Examples of demographics that could be relevant are the gender, age range, marital status. Also, if they have children and what their children’s age range is, religious preferences, political leanings, economic bracket, education level, occupations, and interests and hobbies. Google Analytics and Facebook Insights can be helpful if you are not sure what your current customer demographics are. You can also engage with customers, sending surveys and posting polls and questions on social media. The goal is to learn what your customers are thinking and what they prefer. This will also help you with the next step, defining your target audience’s needs.
Once you’ve defined your customer demographics you need to figure out what your customer needs are- what are their motivations for buying your product or using your service? What is the problem that your customer has to which you can provide the solution? Understanding the interests and desires of your customers along with their motivation lets you decide what your ad campaign should look like. Which type of power words should you use? What aspects of your product or service should you emphasize? Utilizing customer surveys and interactions to understand your customers’ motives will help you better leverage existing research models of consumption motives. Once you understand your customer motivations you can make customer profiles.
Once you know the demographics and motivations of your target audience make a customer profiles. You should make customer profiles for a representative sampling of your target audience. Customer profiles are also sometimes called personas. When you create a persona you are creating an outline of an imaginary customer that fits within the description of your customer demographics. Your outline describes the gender, age, marital status, income level, likes, dislikes, and problems your product or service can solve for the customer.

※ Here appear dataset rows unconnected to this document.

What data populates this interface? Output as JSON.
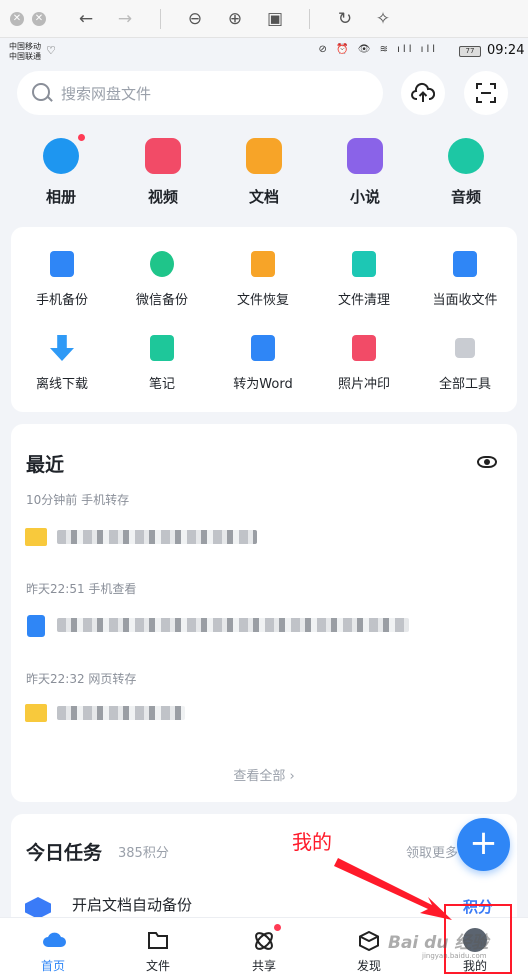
{
  "status": {
    "carrier_1": "中国移动",
    "carrier_2": "中国联通",
    "battery": "77",
    "time": "09:24"
  },
  "search": {
    "placeholder": "搜索网盘文件"
  },
  "categories": [
    {
      "label": "相册",
      "icon": "photo-album-icon",
      "color": "#1e96f0"
    },
    {
      "label": "视频",
      "icon": "video-icon",
      "color": "#f24b67"
    },
    {
      "label": "文档",
      "icon": "document-icon",
      "color": "#f7a428"
    },
    {
      "label": "小说",
      "icon": "novel-book-icon",
      "color": "#8a63e8"
    },
    {
      "label": "音频",
      "icon": "headphones-icon",
      "color": "#1dc7a4"
    }
  ],
  "tools": [
    {
      "label": "手机备份",
      "icon": "phone-backup-icon",
      "color": "#2f86f6"
    },
    {
      "label": "微信备份",
      "icon": "wechat-backup-icon",
      "color": "#1fc58a"
    },
    {
      "label": "文件恢复",
      "icon": "file-restore-icon",
      "color": "#f7a428"
    },
    {
      "label": "文件清理",
      "icon": "file-clean-icon",
      "color": "#1dc7b4"
    },
    {
      "label": "当面收文件",
      "icon": "receive-file-icon",
      "color": "#2f86f6"
    },
    {
      "label": "离线下载",
      "icon": "offline-download-icon",
      "color": "#2f9af6"
    },
    {
      "label": "笔记",
      "icon": "notes-icon",
      "color": "#1ec79a"
    },
    {
      "label": "转为Word",
      "icon": "convert-word-icon",
      "color": "#2f86f6"
    },
    {
      "label": "照片冲印",
      "icon": "photo-print-icon",
      "color": "#f24b67"
    },
    {
      "label": "全部工具",
      "icon": "all-tools-icon",
      "color": "#c9ccd2"
    }
  ],
  "recent": {
    "title": "最近",
    "items": [
      {
        "meta": "10分钟前   手机转存",
        "icon": "folder-icon"
      },
      {
        "meta": "昨天22:51   手机查看",
        "icon": "text-file-icon"
      },
      {
        "meta": "昨天22:32   网页转存",
        "icon": "folder-icon"
      }
    ],
    "view_all": "查看全部 ›"
  },
  "tasks": {
    "title": "今日任务",
    "points": "385积分",
    "more": "领取更多",
    "item": "开启文档自动备份",
    "reward": "积分"
  },
  "nav": [
    {
      "label": "首页",
      "icon": "home-cloud-icon",
      "active": true
    },
    {
      "label": "文件",
      "icon": "folder-outline-icon"
    },
    {
      "label": "共享",
      "icon": "share-orbit-icon"
    },
    {
      "label": "发现",
      "icon": "discover-cube-icon"
    },
    {
      "label": "我的",
      "icon": "avatar-icon"
    }
  ],
  "annotation": {
    "text": "我的",
    "color": "#ff1a2a"
  },
  "watermark": {
    "text": "Bai du 经验",
    "sub": "jingyan.baidu.com"
  }
}
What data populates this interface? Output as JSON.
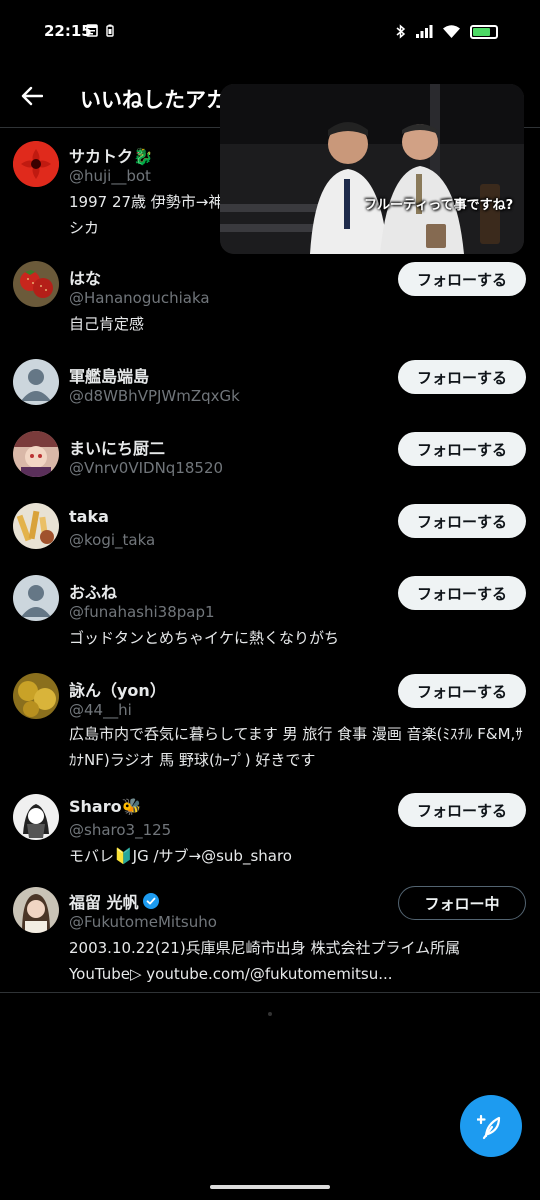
{
  "status_bar": {
    "time": "22:15",
    "battery_level": 0.75,
    "battery_color": "#4cd964"
  },
  "header": {
    "title": "いいねしたアカウント",
    "back_icon": "arrow-left-icon"
  },
  "video_overlay": {
    "caption": "フルーティって事ですね?"
  },
  "users": [
    {
      "name": "サカトク🐉",
      "handle": "@huji__bot",
      "bio": "1997 27歳 伊勢市→神戸 ヨルシカ",
      "button": ""
    },
    {
      "name": "はな",
      "handle": "@Hananoguchiaka",
      "bio": "自己肯定感",
      "button": "フォローする"
    },
    {
      "name": "軍艦島端島",
      "handle": "@d8WBhVPJWmZqxGk",
      "bio": "",
      "button": "フォローする"
    },
    {
      "name": "まいにち厨二",
      "handle": "@Vnrv0VIDNq18520",
      "bio": "",
      "button": "フォローする"
    },
    {
      "name": "taka",
      "handle": "@kogi_taka",
      "bio": "",
      "button": "フォローする"
    },
    {
      "name": "おふね",
      "handle": "@funahashi38pap1",
      "bio": "ゴッドタンとめちゃイケに熱くなりがち",
      "button": "フォローする"
    },
    {
      "name": "詠ん（yon）",
      "handle": "@44__hi",
      "bio": "広島市内で呑気に暮らしてます 男 旅行 食事 漫画 音楽(ﾐｽﾁﾙ F&M,ｻｶﾅNF)ラジオ 馬 野球(ｶｰﾌﾟ) 好きです",
      "button": "フォローする"
    },
    {
      "name": "Sharo🐝",
      "handle": "@sharo3_125",
      "bio": "モバレ🔰JG /サブ→@sub_sharo",
      "button": "フォローする"
    },
    {
      "name": "福留 光帆",
      "handle": "@FukutomeMitsuho",
      "bio": "2003.10.22(21)兵庫県尼崎市出身 株式会社プライム所属 YouTube▷ youtube.com/@fukutomemitsu...",
      "button": "フォロー中",
      "verified": true
    }
  ],
  "fab": {
    "icon": "compose-plus-icon",
    "color": "#1d9bf0"
  }
}
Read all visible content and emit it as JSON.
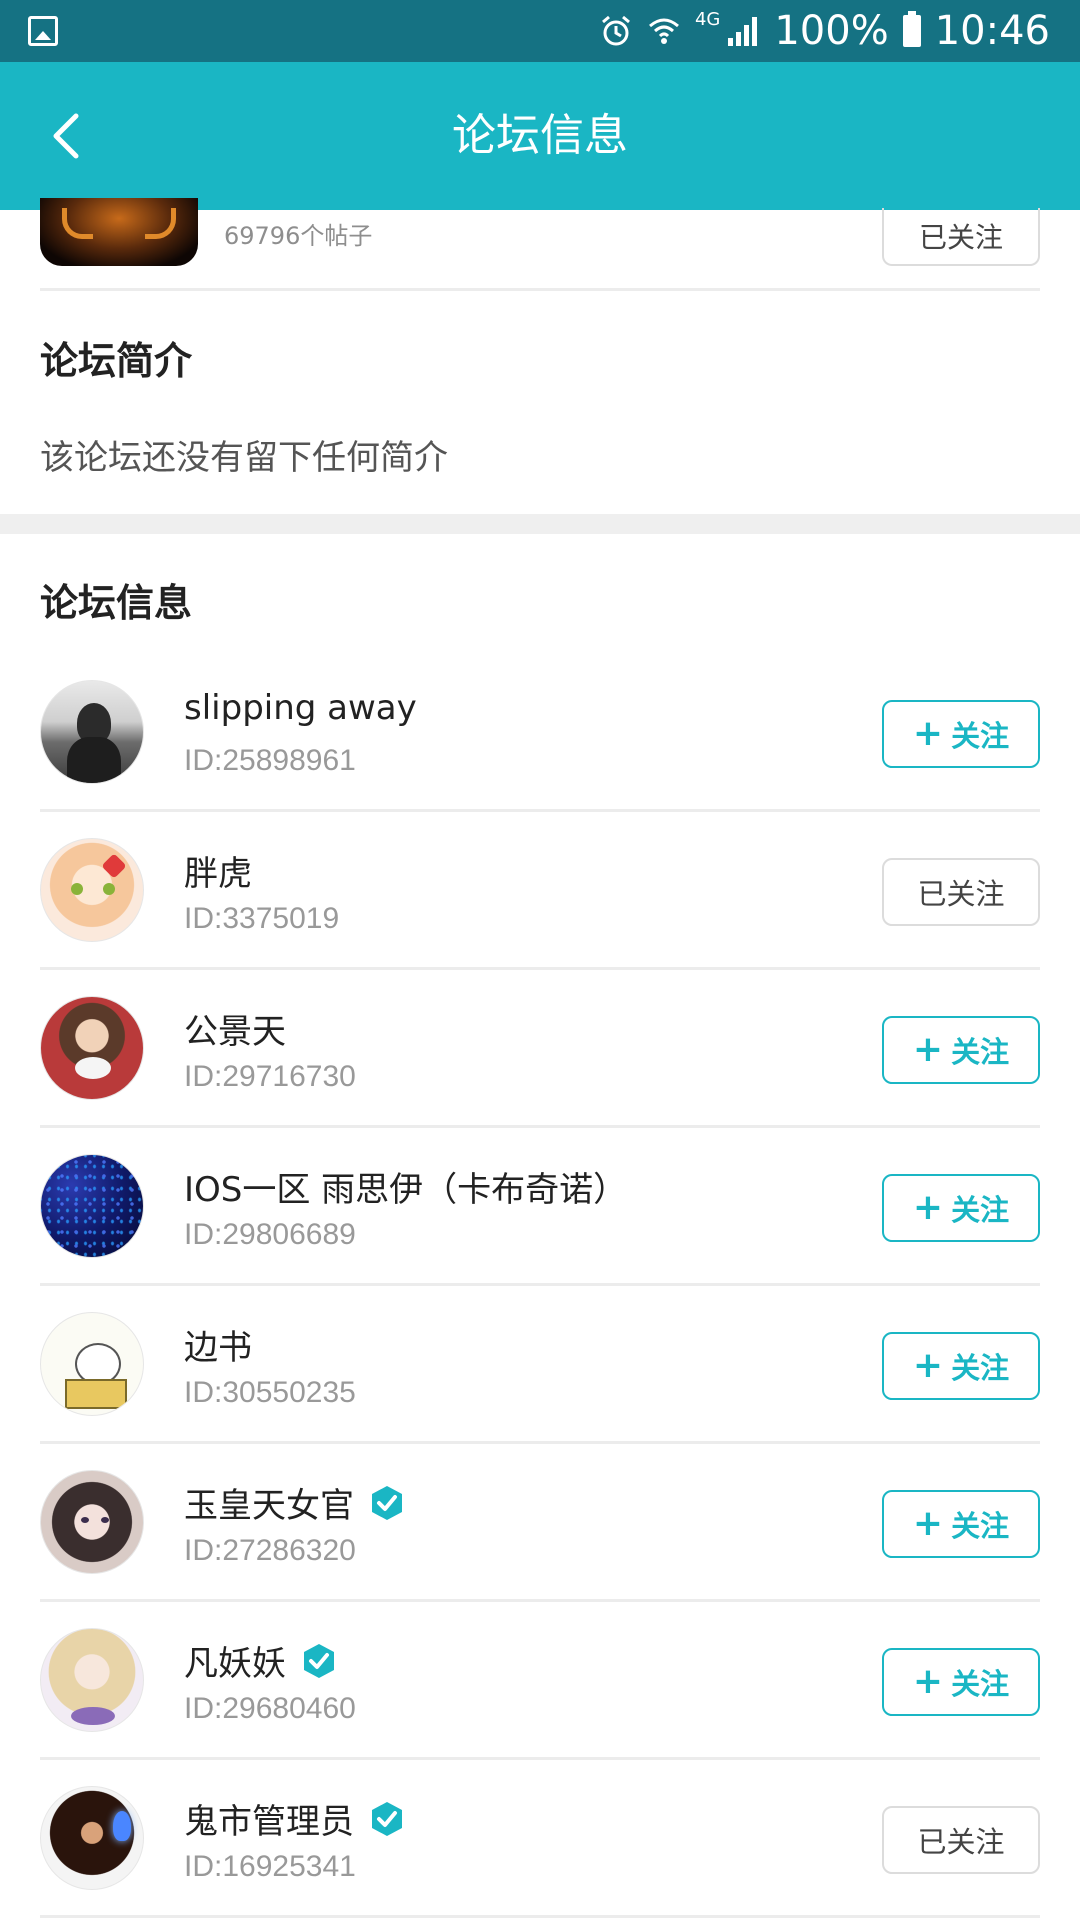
{
  "status_bar": {
    "network": "4G",
    "battery": "100%",
    "time": "10:46"
  },
  "header": {
    "title": "论坛信息"
  },
  "forum": {
    "post_count": "69796个帖子",
    "follow_status": "已关注"
  },
  "intro": {
    "title": "论坛简介",
    "text": "该论坛还没有留下任何简介"
  },
  "info": {
    "title": "论坛信息"
  },
  "follow_label": "关注",
  "followed_label": "已关注",
  "members": [
    {
      "name": "slipping away",
      "id": "ID:25898961",
      "followed": false,
      "verified": false
    },
    {
      "name": "胖虎",
      "id": "ID:3375019",
      "followed": true,
      "verified": false
    },
    {
      "name": "公景天",
      "id": "ID:29716730",
      "followed": false,
      "verified": false
    },
    {
      "name": "IOS一区 雨思伊（卡布奇诺）",
      "id": "ID:29806689",
      "followed": false,
      "verified": false
    },
    {
      "name": "边书",
      "id": "ID:30550235",
      "followed": false,
      "verified": false
    },
    {
      "name": "玉皇天女官",
      "id": "ID:27286320",
      "followed": false,
      "verified": true
    },
    {
      "name": "凡妖妖",
      "id": "ID:29680460",
      "followed": false,
      "verified": true
    },
    {
      "name": "鬼市管理员",
      "id": "ID:16925341",
      "followed": true,
      "verified": true
    }
  ],
  "colors": {
    "accent": "#1ab6c4",
    "status_bar": "#157283"
  }
}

For example, if you are selling toy widgets for kids ages 7-10, you may have multiple profiles. One customer profile may be for a mother, who may care more about the price point and educational value of the toy. Another may be a customer profile for a grandparent, who cares more about the popularity of the widget toy, and how entertaining it is for children. As you create your marketing campaign you have to ask how these personas would respond to the words and images you are using. You also want to ask about where the customer would receive your message. You may want to market to your mother on Facebook or Pinterest, but you may market to your grandparent in print ads. If your audience has email, email campaigns can be quite effective with high ROIs.
How To Move Forward
Try to avoid common digital marketing mistakes. Make sure to give yourself a complete digital footprint- do not only stick to a website. And make sure to update regularly. Also, make sure to turn your customers into brand advocates. Have satisfied customers tell their friends and family- give referral discounts. Run campaigns where you ask for testimonials. To encourage participation you can give small freebies or discounts on future purchases for referrals and testimonials.
Once you have defined your target audience, their motivations, and where they can be found, your campaign will become much more effective. You can craft a campaign that truly resonates with your audience- perfectly tailored to meet their needs and desires. This will translate to higher conversion rates and more sales.